Women living with epilepsy can absolutely have successful pregnancies, but this requires specialized planning and diligent medical oversight. Epilepsy, a chronic neurological disorder marked by recurrent, unprovoked seizures, introduces unique considerations for maternal and fetal health during gestation. Success hinges on confirming the possibility of pregnancy with a specialized medical team, including a neurologist or epileptologist and a high-risk obstetrician, well before conception. Open communication allows for a tailored plan that minimizes risks while maintaining seizure control.
Pre-Conception Planning and Medication Review
The most impactful step a woman with epilepsy can take is to ensure her pregnancy is planned, allowing for the optimization of her anti-epileptic drug (AED) regimen beforehand. Unplanned pregnancies carry a significantly higher risk of adverse outcomes because there is no opportunity to adjust medication safely. The primary goal is to achieve stable seizure control using the lowest effective dose of a single, preferred AED, a practice known as monotherapy.
Many older AEDs are associated with higher risks of major congenital malformations (MCMs), such as neural tube defects, heart problems, or cleft palate, compared to newer alternatives. Certain medications carry the highest risks and should be avoided or switched well in advance of trying to conceive. Preferred AEDs, such as lamotrigine and levetiracetam, have low rates of physical birth abnormalities, often comparable to the background risk in the general population.
The process of switching or tapering AEDs can take months, making early consultation important. Once a stable, optimized regimen is achieved, remaining seizure-free for at least nine months prior to conception is associated with a high likelihood of remaining seizure-free throughout pregnancy. This stability is important for the safety of the mother and the developing fetus.
High-dose folic acid supplementation is a non-negotiable component of pre-conception planning, starting at least one to three months before stopping contraception. Certain AEDs interfere with the body’s metabolism of folate, increasing the risk of neural tube defects like spina bifida. To counteract this, women on AEDs are advised to take 4 to 5 milligrams of folic acid daily, substantially higher than the standard dose. Consulting with a maternal-fetal medicine specialist and a high-risk obstetrician helps establish the specialized care team.
Managing Epilepsy During Pregnancy
Once pregnancy is confirmed, active management and monitoring become the focus, as gestation presents dynamic challenges to maintaining seizure control. Physiological changes, including increased blood volume and changes in kidney and liver function, accelerate the clearance of many AEDs from the body. This causes drug levels in the bloodstream to drop, potentially leading to breakthrough seizures.
Therapeutic drug monitoring (TDM) is frequently utilized, involving regular blood tests to measure the AED concentration. If the level falls below the therapeutic range established before pregnancy, the dosage is increased to compensate for the body’s faster processing. This adjustment maintains the stable concentration necessary for seizure prevention, rather than exposing the fetus to higher drug levels.
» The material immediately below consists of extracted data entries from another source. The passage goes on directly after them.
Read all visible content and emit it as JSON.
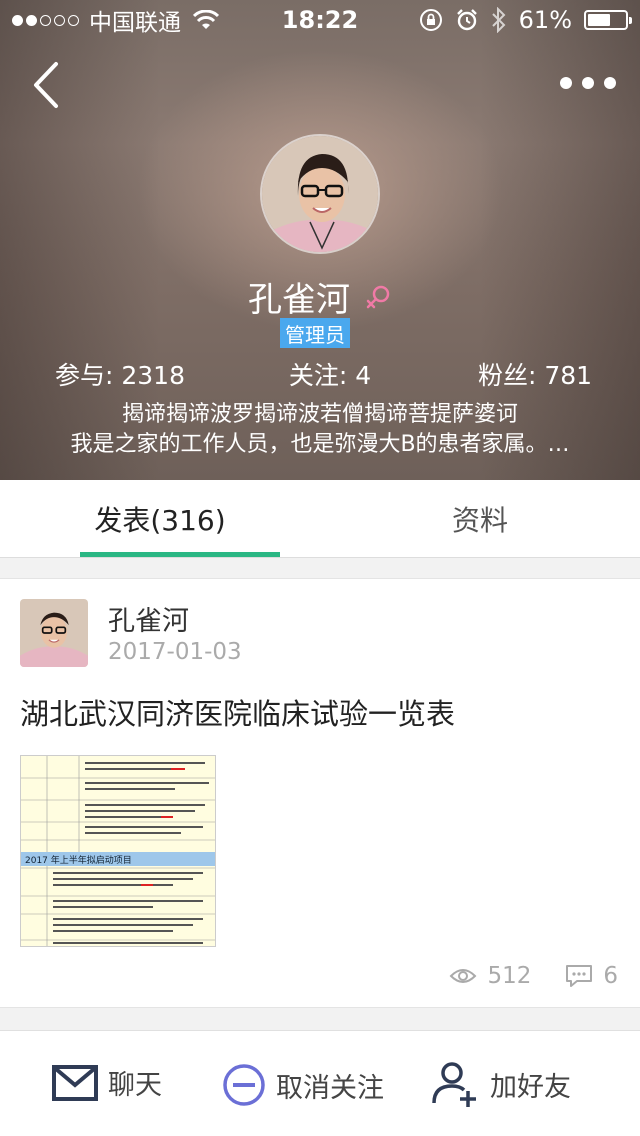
{
  "status_bar": {
    "carrier": "中国联通",
    "time": "18:22",
    "battery": "61%",
    "battery_level": 0.61
  },
  "profile": {
    "name": "孔雀河",
    "role": "管理员",
    "stats": [
      {
        "label": "参与: 2318"
      },
      {
        "label": "关注: 4"
      },
      {
        "label": "粉丝: 781"
      }
    ],
    "bio_line1": "揭谛揭谛波罗揭谛波若僧揭谛菩提萨婆诃",
    "bio_line2": "我是之家的工作人员，也是弥漫大B的患者家属。…"
  },
  "tabs": [
    {
      "label": "发表(316)",
      "active": true
    },
    {
      "label": "资料",
      "active": false
    }
  ],
  "post": {
    "author": "孔雀河",
    "date": "2017-01-03",
    "title": "湖北武汉同济医院临床试验一览表",
    "thumbnail_banner": "2017 年上半年拟启动项目",
    "views": "512",
    "comments": "6"
  },
  "bottom_bar": {
    "chat": "聊天",
    "unfollow": "取消关注",
    "add_friend": "加好友"
  },
  "colors": {
    "accent_green": "#2bb784",
    "role_blue": "#4aa8ee",
    "unfollow_purple": "#6b6fd6"
  }
}
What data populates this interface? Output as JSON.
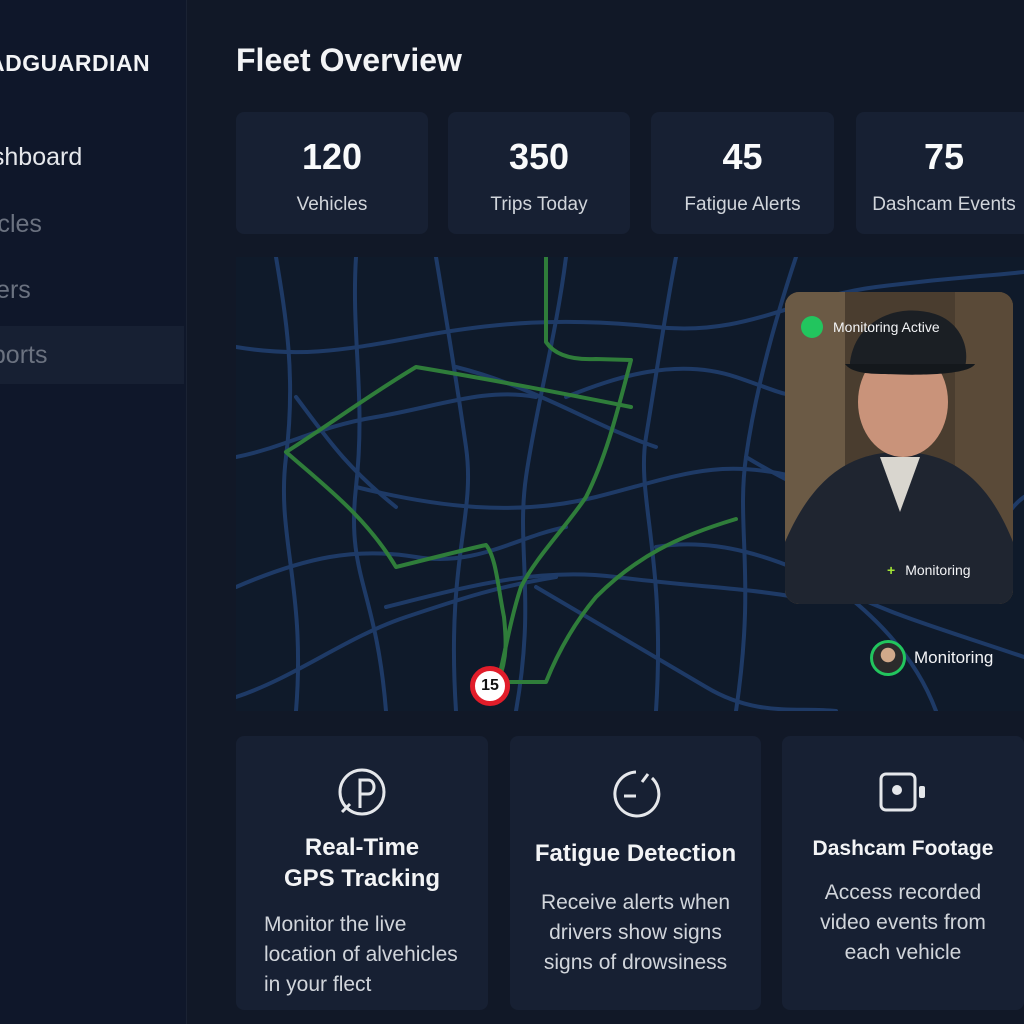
{
  "app": {
    "brand": "ADGUARDIAN"
  },
  "sidebar": {
    "items": [
      {
        "label": "oshboard"
      },
      {
        "label": "hicles"
      },
      {
        "label": "ivers"
      },
      {
        "label": "eports"
      }
    ]
  },
  "header": {
    "title": "Fleet Overview"
  },
  "stats": [
    {
      "value": "120",
      "label": "Vehicles"
    },
    {
      "value": "350",
      "label": "Trips Today"
    },
    {
      "value": "45",
      "label": "Fatigue Alerts"
    },
    {
      "value": "75",
      "label": "Dashcam Events"
    }
  ],
  "map": {
    "speed_limit": "15",
    "route_color": "#2f7d3a",
    "road_color": "#1e3a66"
  },
  "camera": {
    "status": "Monitoring Active",
    "footer": "Monitoring",
    "badge": "Monitoring"
  },
  "features": [
    {
      "icon": "gps-pin-icon",
      "title_lines": [
        "Real-Time",
        "GPS Tracking"
      ],
      "desc_lines": [
        "Monitor the live",
        "location of alvehicles",
        "in your flect"
      ]
    },
    {
      "icon": "gauge-icon",
      "title_lines": [
        "Fatigue Detection"
      ],
      "desc_lines": [
        "Receive alerts when",
        "drivers show signs",
        "signs of drowsiness"
      ]
    },
    {
      "icon": "dashcam-icon",
      "title_lines": [
        "Dashcam Footage"
      ],
      "desc_lines": [
        "Access recorded",
        "video events from",
        "each vehicle"
      ]
    }
  ]
}
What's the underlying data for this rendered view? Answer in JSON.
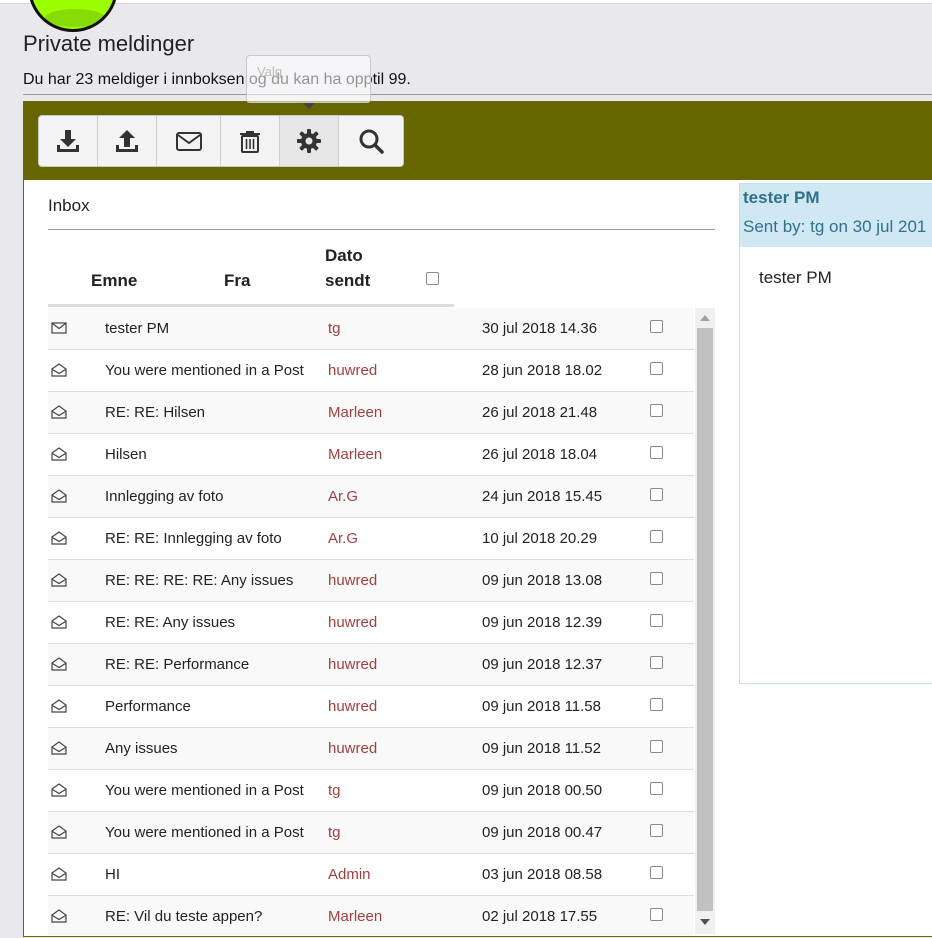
{
  "header": {
    "page_title": "Private meldinger",
    "info_text": "Du har 23 meldiger i innboksen og du kan ha opptil 99.",
    "tooltip": "Valg"
  },
  "toolbar": {
    "buttons": [
      {
        "icon": "download-icon"
      },
      {
        "icon": "upload-icon"
      },
      {
        "icon": "envelope-icon"
      },
      {
        "icon": "trash-icon"
      },
      {
        "icon": "gear-icon"
      },
      {
        "icon": "search-icon"
      }
    ],
    "background": "#666600"
  },
  "inbox": {
    "label": "Inbox",
    "columns": {
      "subject": "Emne",
      "from": "Fra",
      "date_line1": "Dato",
      "date_line2": "sendt"
    },
    "rows": [
      {
        "subject": "tester PM",
        "from": "tg",
        "date": "30 jul 2018 14.36",
        "read": false
      },
      {
        "subject": "You were mentioned in a Post",
        "from": "huwred",
        "date": "28 jun 2018 18.02",
        "read": true
      },
      {
        "subject": "RE: RE: Hilsen",
        "from": "Marleen",
        "date": "26 jul 2018 21.48",
        "read": true
      },
      {
        "subject": "Hilsen",
        "from": "Marleen",
        "date": "26 jul 2018 18.04",
        "read": true
      },
      {
        "subject": "Innlegging av foto",
        "from": "Ar.G",
        "date": "24 jun 2018 15.45",
        "read": true
      },
      {
        "subject": "RE: RE: Innlegging av foto",
        "from": "Ar.G",
        "date": "10 jul 2018 20.29",
        "read": true
      },
      {
        "subject": "RE: RE: RE: RE: Any issues",
        "from": "huwred",
        "date": "09 jun 2018 13.08",
        "read": true
      },
      {
        "subject": "RE: RE: Any issues",
        "from": "huwred",
        "date": "09 jun 2018 12.39",
        "read": true
      },
      {
        "subject": "RE: RE: Performance",
        "from": "huwred",
        "date": "09 jun 2018 12.37",
        "read": true
      },
      {
        "subject": "Performance",
        "from": "huwred",
        "date": "09 jun 2018 11.58",
        "read": true
      },
      {
        "subject": "Any issues",
        "from": "huwred",
        "date": "09 jun 2018 11.52",
        "read": true
      },
      {
        "subject": "You were mentioned in a Post",
        "from": "tg",
        "date": "09 jun 2018 00.50",
        "read": true
      },
      {
        "subject": "You were mentioned in a Post",
        "from": "tg",
        "date": "09 jun 2018 00.47",
        "read": true
      },
      {
        "subject": "HI",
        "from": "Admin",
        "date": "03 jun 2018 08.58",
        "read": true
      },
      {
        "subject": "RE: Vil du teste appen?",
        "from": "Marleen",
        "date": "02 jul 2018 17.55",
        "read": true
      }
    ]
  },
  "preview": {
    "title": "tester PM",
    "sent_by": "Sent by: tg on 30 jul 201",
    "body": "tester PM"
  }
}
While some women see no change in seizure frequency, approximately 15 to 30% experience an increase, most often during the first and third trimesters. Maintaining seizure control is paramount, especially avoiding generalized tonic-clonic seizures, which pose the greatest risk to the fetus. These seizures can lead to fetal hypoxia (low oxygen) due to changes in the mother’s breathing, maternal trauma, falls, or placental abruption.
To monitor fetal health and development, the obstetrical team increases surveillance, often scheduling more frequent ultrasounds. These scans check for adequate fetal growth and screen for potential birth defects linked to AED exposure. Women with epilepsy may also have a slightly higher risk of certain obstetrical complications, such as preeclampsia and gestational hypertension, necessitating increased maternal and fetal care.
Labor, Delivery, and Postpartum Care
The management strategy during labor and delivery minimizes stress and fatigue, which can lower the seizure threshold. Most women with epilepsy can safely have a vaginal delivery; the condition alone is not a reason to mandate a Cesarean section. Epidural anesthesia is safe and often recommended to manage pain and reduce the physical stress of labor, helping prevent a seizure.
The immediate postpartum period requires adjustment to the AED regimen because the physiological changes of pregnancy reverse quickly. Drug clearance rapidly returns to pre-pregnancy levels, meaning the high doses used during gestation can quickly become toxic. The neurologist must implement a plan immediately after delivery to reduce the dosage back to the maintenance level, often over a few weeks, to prevent adverse effects.
Breastfeeding is encouraged, as the benefits outweigh the small risk of drug exposure in breast milk. For most common AEDs, only small amounts are transferred, which is significantly less than the exposure the infant had in the womb. Consultation with the care team ensures the specific medication is safe for the newborn and that the infant is monitored for signs of sedation or poor feeding.
Planning for infant safety is a practical consideration for the postpartum period, especially since new parents often experience sleep deprivation, a potential seizure trigger. Simple protective measures include changing the baby on a padded surface on the floor to prevent a fall, or bathing the baby only when another adult is present. These steps ensure the mother can safely care for her child while managing her health.